GT Home : : Campus Maps : : GT Directory

Archive for category Uncategorized

Resolved: Apparent CSH and TCSH Problems

Posted by on Monday, 14 August, 2017

We’ve addressed some of the problems with the TrueNAS storage and CSH/TCSH should now be working again. As it turns out, this problem wasn’t actually related to the maintenance last week, and we will continue to work with the vendor regarding the cause.

Apparent CSH and TCSH Problems

Posted by on Monday, 14 August, 2017

Currently, we’ve observed a correlation between hanging processes on all PACE systems and csh/tcsh, and are continuing to investigate. For the time being, if you have commands related to csh or tcsh, we ask that you please refrain from running them for the time being. It appears to be related to the TrueNAS storage system. We’re currently working with OIT and iXsystems to resolve the issue.
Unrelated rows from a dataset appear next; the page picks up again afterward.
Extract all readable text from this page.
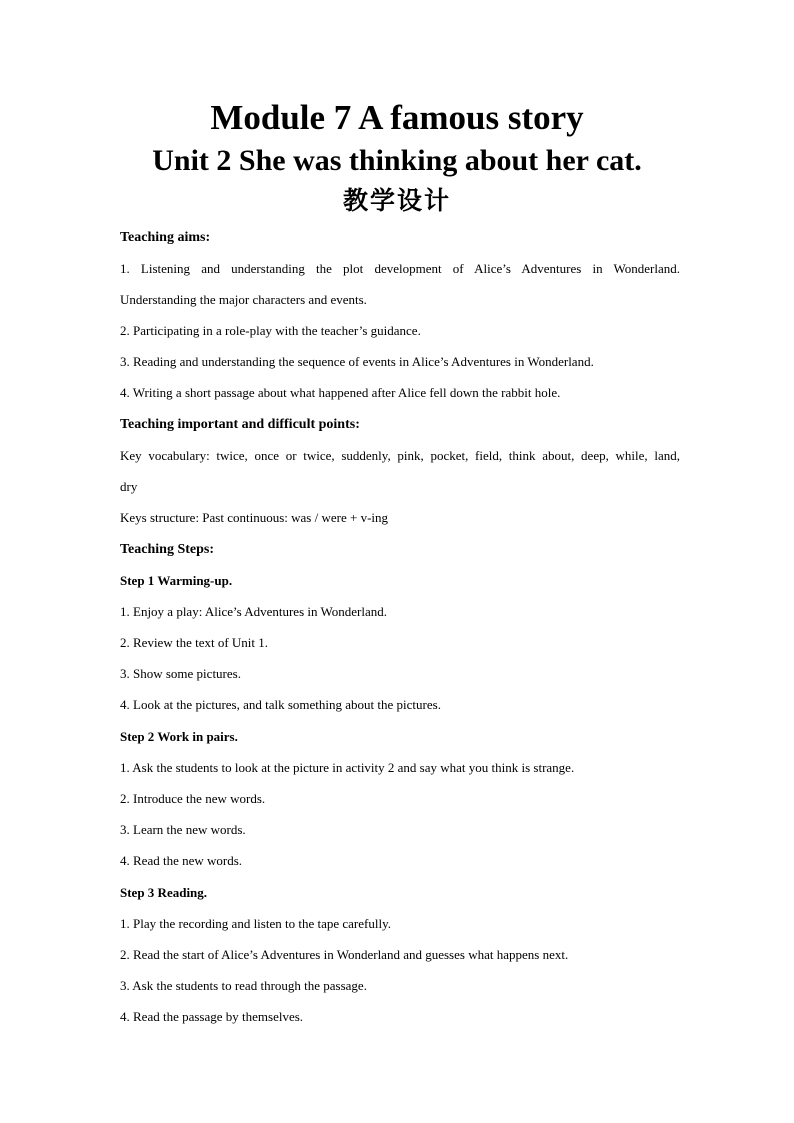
Module 7 A famous story
Unit 2 She was thinking about her cat.
教学设计
Teaching aims:
1. Listening and understanding the plot development of Alice’s Adventures in Wonderland.
Understanding the major characters and events.
2. Participating in a role-play with the teacher’s guidance.
3. Reading and understanding the sequence of events in Alice’s Adventures in Wonderland.
4. Writing a short passage about what happened after Alice fell down the rabbit hole.
Teaching important and difficult points:
Key vocabulary: twice, once or twice, suddenly, pink, pocket, field, think about, deep, while, land,
dry
Keys structure: Past continuous: was / were + v-ing
Teaching Steps:
Step 1 Warming-up.
1. Enjoy a play: Alice’s Adventures in Wonderland.
2. Review the text of Unit 1.
3. Show some pictures.
4. Look at the pictures, and talk something about the pictures.
Step 2 Work in pairs.
1. Ask the students to look at the picture in activity 2 and say what you think is strange.
2. Introduce the new words.
3. Learn the new words.
4. Read the new words.
Step 3 Reading.
1. Play the recording and listen to the tape carefully.
2. Read the start of Alice’s Adventures in Wonderland and guesses what happens next.
3. Ask the students to read through the passage.
4. Read the passage by themselves.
[RESOLVED] Post-maintenance Storage Issues

Posted by on Saturday, 12 August, 2017

Update: GPFS storage is stabilized again. There remains several steps we need to take to complete this work, which can be completed without a downtime. We may need to take some nodes temporarily offline, which will be done in coordination with you without impacting the running jobs.
—–

PACE systems started experiencing wide-spread problems with the GPFS storage shortly after releasing jobs after the maintenance tasks are complete. At fist glance,  they seem to be related to the Infiniband network.

We would like to advise against submitting new jobs until these issues are fully resolved. We will continue to work on a resolution and keep you updated on the progress.
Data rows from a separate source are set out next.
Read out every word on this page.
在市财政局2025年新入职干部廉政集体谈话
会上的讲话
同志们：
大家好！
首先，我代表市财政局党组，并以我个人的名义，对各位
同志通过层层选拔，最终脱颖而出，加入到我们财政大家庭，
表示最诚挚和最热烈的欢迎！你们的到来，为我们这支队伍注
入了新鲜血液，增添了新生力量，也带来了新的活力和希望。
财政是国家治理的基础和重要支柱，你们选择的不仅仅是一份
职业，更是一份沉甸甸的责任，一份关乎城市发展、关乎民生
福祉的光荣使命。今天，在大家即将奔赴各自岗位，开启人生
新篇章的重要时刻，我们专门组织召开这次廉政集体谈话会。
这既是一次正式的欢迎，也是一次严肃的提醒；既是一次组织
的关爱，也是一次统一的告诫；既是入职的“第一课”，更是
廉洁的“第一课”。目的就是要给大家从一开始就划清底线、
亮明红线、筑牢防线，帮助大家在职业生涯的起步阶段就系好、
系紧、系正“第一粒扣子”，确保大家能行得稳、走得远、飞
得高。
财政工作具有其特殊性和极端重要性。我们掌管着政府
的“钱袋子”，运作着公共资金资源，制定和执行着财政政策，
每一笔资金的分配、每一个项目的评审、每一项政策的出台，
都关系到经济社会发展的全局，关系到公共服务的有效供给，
Thank you for your patience.

PACE systems experiencing problems

Posted by on Wednesday, 9 August, 2017
Update: The immediate issue is now resolved. We continue to work with the vendor to find more about what caused the problem. If you need assistance with failed jobs or unavailable headnodes, please contact pace-support@oit.gatech.edu.
We are experiencing a storage issue that’s impacting majority of the home directories and some services, with potential impact on running jobs. We are currently in process of assessing the overall impact and investigating the root cause. We’ll update our blog (http://blog.pace.gatech.edu/) as we know more about the failures.
We are sorry of the inconvenience and thank you for your patience.
Update: Impacted filesystems:
ap1
ap2
ap3
ap4
ap5
ap6
hase1
hb51
hbiobot1
hcee2
hcfm1
hchpro1
hcoc1
hface1
hggate1
hhygene1
hjabberwocky1
hmart1
hmedprint1
hmeg1
hmicro1
hneutrons1
hnjord1
hp1
hp10
hp11
hp12
hp13
hp14
hp15
hp16
hp17
hp18
hp19
hp2
hp20
hp21
hp22
hp23
hp24
hp25
hp26
hp27
hp28
hp29
hp4
hp5
hp6
hp7
hp8
hp9
hpampa1
hsemap1
hska1
hsonar1
hthreshold1
html1

PACE quarterly maintenance – (Aug 10-12, 2017)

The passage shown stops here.